Annual sales of the top three kombucha brands in the US: GT’s, High Country Kombucha, and Kombucha Wonder Drink.

Move over, coconut water: US consumers bought nearly $400 million worth of carbonated, fermented tea—aka kombucha—in 2014.

A man named G.T. Dave can take credit for popularizing kombucha in the US. (His family credits the drink for curing G.T.’s mom, Laraine, of cancer in the 1990s.) GT’s Kombucha, the product line, rang up $346 million in sales in 2014.

A neat description of what kombucha is, exactly, can be found in a recent profile of Dave and his business in Inc. magazine:

If you’ve never tried kombucha, imagine drinking a sweet-tart cider vinegar that’s carbonated like beer and has a few little chunks swimming around in it. It’s made of slightly sweetened tea–green, black, or both–that ferments for up to a month while a mushroom-looking blob floats on top of it. The blob is the key ingredient. Known as a scoby (for symbiotic colony of bacteria and yeast), it essentially eats the sugar, tannic acids, and caffeine in the tea, and creates a cocktail of live microorganisms that many believe to be beneficial. Scobys constantly grow and reproduce, and their offspring are something of a currency among kombucha devotees, who use them in homebrewing.

For gross pictures of kombucha skobys, which some home-brewers call “mothers,” see Buzzfeed’s “There’s Something Horrifying In That Kombucha You’re Drinking.”

Kombucha is driving most of the growth in ready-to-drink teas right now, according to analysts at Euromonitor.
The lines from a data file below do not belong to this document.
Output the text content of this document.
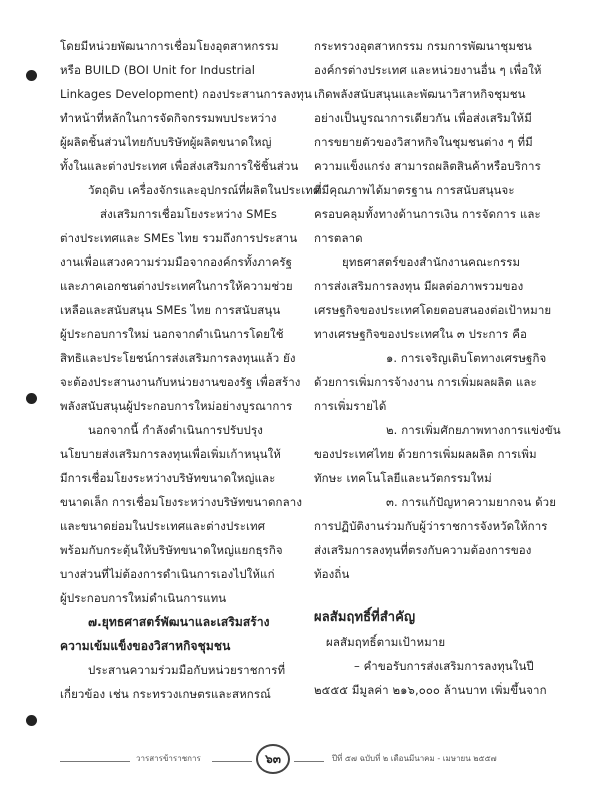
โดยมีหน่วยพัฒนาการเชื่อมโยงอุตสาหกรรม
หรือ BUILD (BOI Unit for Industrial
Linkages Development) กองประสานการลงทุน
ทำหน้าที่หลักในการจัดกิจกรรมพบประหว่าง
ผู้ผลิตชิ้นส่วนไทยกับบริษัทผู้ผลิตขนาดใหญ่
ทั้งในและต่างประเทศ เพื่อส่งเสริมการใช้ชิ้นส่วน
วัตถุดิบ เครื่องจักรและอุปกรณ์ที่ผลิตในประเทศ
ส่งเสริมการเชื่อมโยงระหว่าง SMEs
ต่างประเทศและ SMEs ไทย รวมถึงการประสาน
งานเพื่อแสวงความร่วมมือจากองค์กรทั้งภาครัฐ
และภาคเอกชนต่างประเทศในการให้ความช่วย
เหลือและสนับสนุน SMEs ไทย การสนับสนุน
ผู้ประกอบการใหม่ นอกจากดำเนินการโดยใช้
สิทธิและประโยชน์การส่งเสริมการลงทุนแล้ว ยัง
จะต้องประสานงานกับหน่วยงานของรัฐ เพื่อสร้าง
พลังสนับสนุนผู้ประกอบการใหม่อย่างบูรณาการ
นอกจากนี้ กำลังดำเนินการปรับปรุง
นโยบายส่งเสริมการลงทุนเพื่อเพิ่มเก้าหนุนให้
มีการเชื่อมโยงระหว่างบริษัทขนาดใหญ่และ
ขนาดเล็ก การเชื่อมโยงระหว่างบริษัทขนาดกลาง
และขนาดย่อมในประเทศและต่างประเทศ
พร้อมกับกระตุ้นให้บริษัทขนาดใหญ่แยกธุรกิจ
บางส่วนที่ไม่ต้องการดำเนินการเองไปให้แก่
ผู้ประกอบการใหม่ดำเนินการแทน
๗.ยุทธศาสตร์พัฒนาและเสริมสร้าง
ความเข้มแข็งของวิสาหกิจชุมชน
ประสานความร่วมมือกับหน่วยราชการที่
เกี่ยวข้อง เช่น กระทรวงเกษตรและสหกรณ์
กระทรวงอุตสาหกรรม กรมการพัฒนาชุมชน
องค์กรต่างประเทศ และหน่วยงานอื่น ๆ เพื่อให้
เกิดพลังสนับสนุนและพัฒนาวิสาหกิจชุมชน
อย่างเป็นบูรณาการเดียวกัน เพื่อส่งเสริมให้มี
การขยายตัวของวิสาหกิจในชุมชนต่าง ๆ ที่มี
ความแข็งแกร่ง สามารถผลิตสินค้าหรือบริการ
ที่มีคุณภาพได้มาตรฐาน การสนับสนุนจะ
ครอบคลุมทั้งทางด้านการเงิน การจัดการ และ
การตลาด
ยุทธศาสตร์ของสำนักงานคณะกรรม
การส่งเสริมการลงทุน มีผลต่อภาพรวมของ
เศรษฐกิจของประเทศโดยตอบสนองต่อเป้าหมาย
ทางเศรษฐกิจของประเทศใน ๓ ประการ คือ
๑. การเจริญเติบโตทางเศรษฐกิจ
ด้วยการเพิ่มการจ้างงาน การเพิ่มผลผลิต และ
การเพิ่มรายได้
๒. การเพิ่มศักยภาพทางการแข่งขัน
ของประเทศไทย ด้วยการเพิ่มผลผลิต การเพิ่ม
ทักษะ เทคโนโลยีและนวัตกรรมใหม่
๓. การแก้ปัญหาความยากจน ด้วย
การปฏิบัติงานร่วมกับผู้ว่าราชการจังหวัดให้การ
ส่งเสริมการลงทุนที่ตรงกับความต้องการของ
ท้องถิ่น
ผลสัมฤทธิ์ที่สำคัญ
ผลสัมฤทธิ์ตามเป้าหมาย
– คำขอรับการส่งเสริมการลงทุนในปี
๒๕๕๕ มีมูลค่า ๒๑๖,๐๐๐ ล้านบาท เพิ่มขึ้นจาก
วารสารข้าราชการ	๖๓	ปีที่ ๕๗ ฉบับที่ ๒ เดือนมีนาคม - เมษายน ๒๕๕๗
The drink’s taste is not naturally appealing to most people, but the purported health benefits of its probiotic cultures (it’s said to aid digestion, boost energy, and more) weigh heavily in its favor.

Kombucha may appear to have gone mainstream overnight, but as the chart above shows, that’s not exactly what happened. Several years passed between kombucha being (ironically) anointed “the most liberal product in America,” by the New Yorker’s culture editor, emerging in Hollywood, and eventually appearing on Walmart shelves. Natural foods enthusiasts have been brewing it at home for decades. In 2010, already a staple at Whole Foods and other nationwide retailers, kombucha made headlines after food inspectors noticed that some products contained as much as 2.5% alcohol by volume, prompting massive recalls. By the time GT’s had earned its place back on store shelves, other brands had entered the mix.
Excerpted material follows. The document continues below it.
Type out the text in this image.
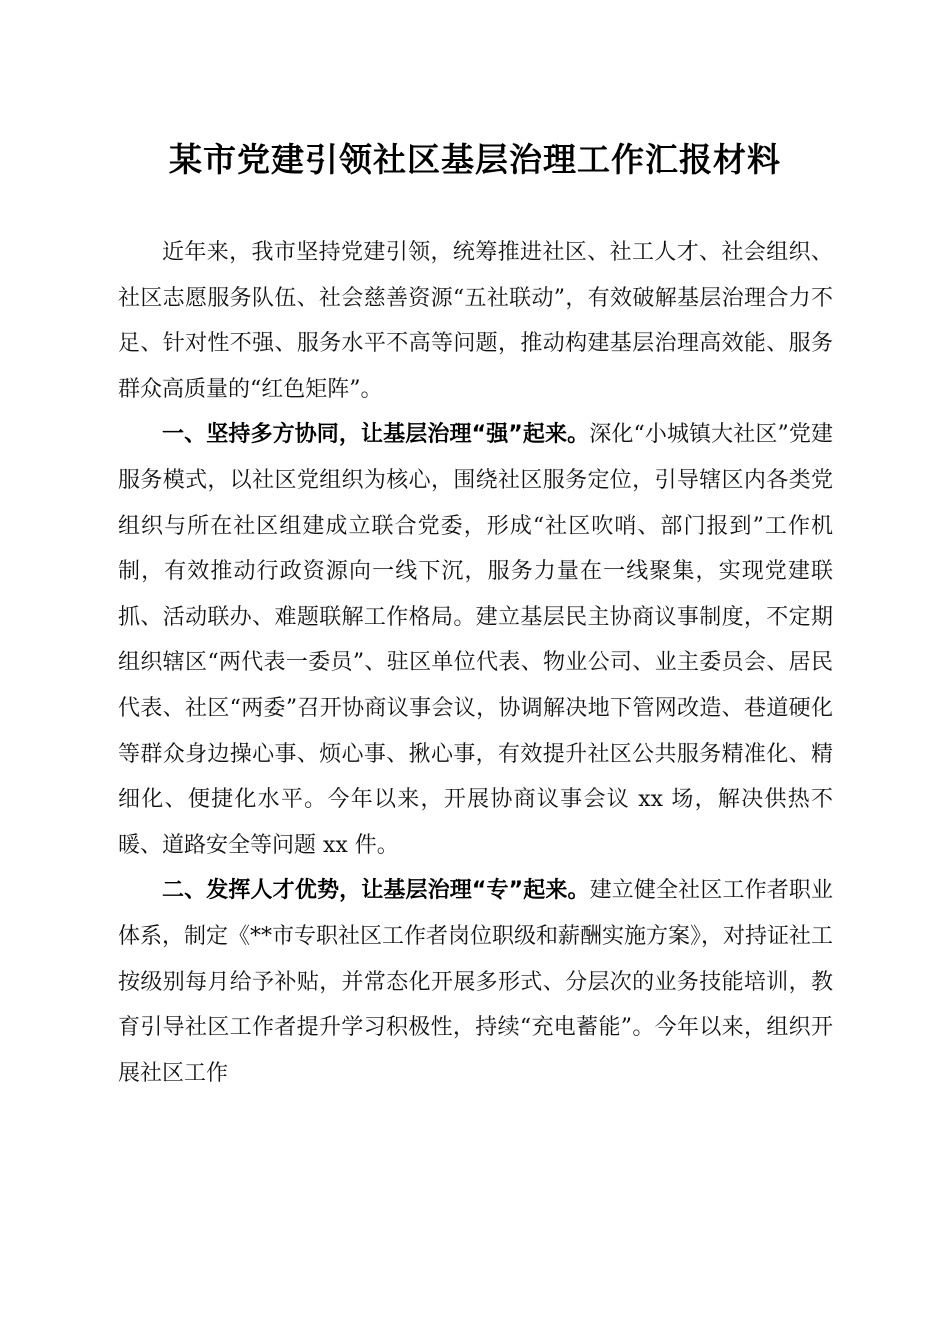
某市党建引领社区基层治理工作汇报材料

近年来，我市坚持党建引领，统筹推进社区、社工人才、社会组织、社区志愿服务队伍、社会慈善资源“五社联动”，有效破解基层治理合力不足、针对性不强、服务水平不高等问题，推动构建基层治理高效能、服务群众高质量的“红色矩阵”。

一、坚持多方协同，让基层治理“强”起来。深化“小城镇大社区”党建服务模式，以社区党组织为核心，围绕社区服务定位，引导辖区内各类党组织与所在社区组建成立联合党委，形成“社区吹哨、部门报到”工作机制，有效推动行政资源向一线下沉，服务力量在一线聚集，实现党建联抓、活动联办、难题联解工作格局。建立基层民主协商议事制度，不定期组织辖区“两代表一委员”、驻区单位代表、物业公司、业主委员会、居民代表、社区“两委”召开协商议事会议，协调解决地下管网改造、巷道硬化等群众身边操心事、烦心事、揪心事，有效提升社区公共服务精准化、精细化、便捷化水平。今年以来，开展协商议事会议 xx 场，解决供热不暖、道路安全等问题 xx 件。

二、发挥人才优势，让基层治理“专”起来。建立健全社区工作者职业体系，制定《**市专职社区工作者岗位职级和薪酬实施方案》，对持证社工按级别每月给予补贴，并常态化开展多形式、分层次的业务技能培训，教育引导社区工作者提升学习积极性，持续“充电蓄能”。今年以来，组织开展社区工作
New makers of kombucha, such as Austin-based Kosmic Kombucha, force carbonate their brews to speed up production, a shortcut that GT’s is against. Chris Reed, CEO of the company that makes Reed’s Ginger Brew and Virgil’s Root Beer and is about to launch Reed’s Culture Club Kombucha, told Inc. that his product is force-carbonated, too: ”What’s the difference, whether a bug ate the sugar and farted out the CO2 or you added it yourself?”

That consumers will continue to eagerly buy kombucha for upwards of $5 a bottle—less expensive than cold-pressed juice, at least—seems to be a foregone conclusion. The question for industry watchers now is whether GT’s will retain its hold on the market.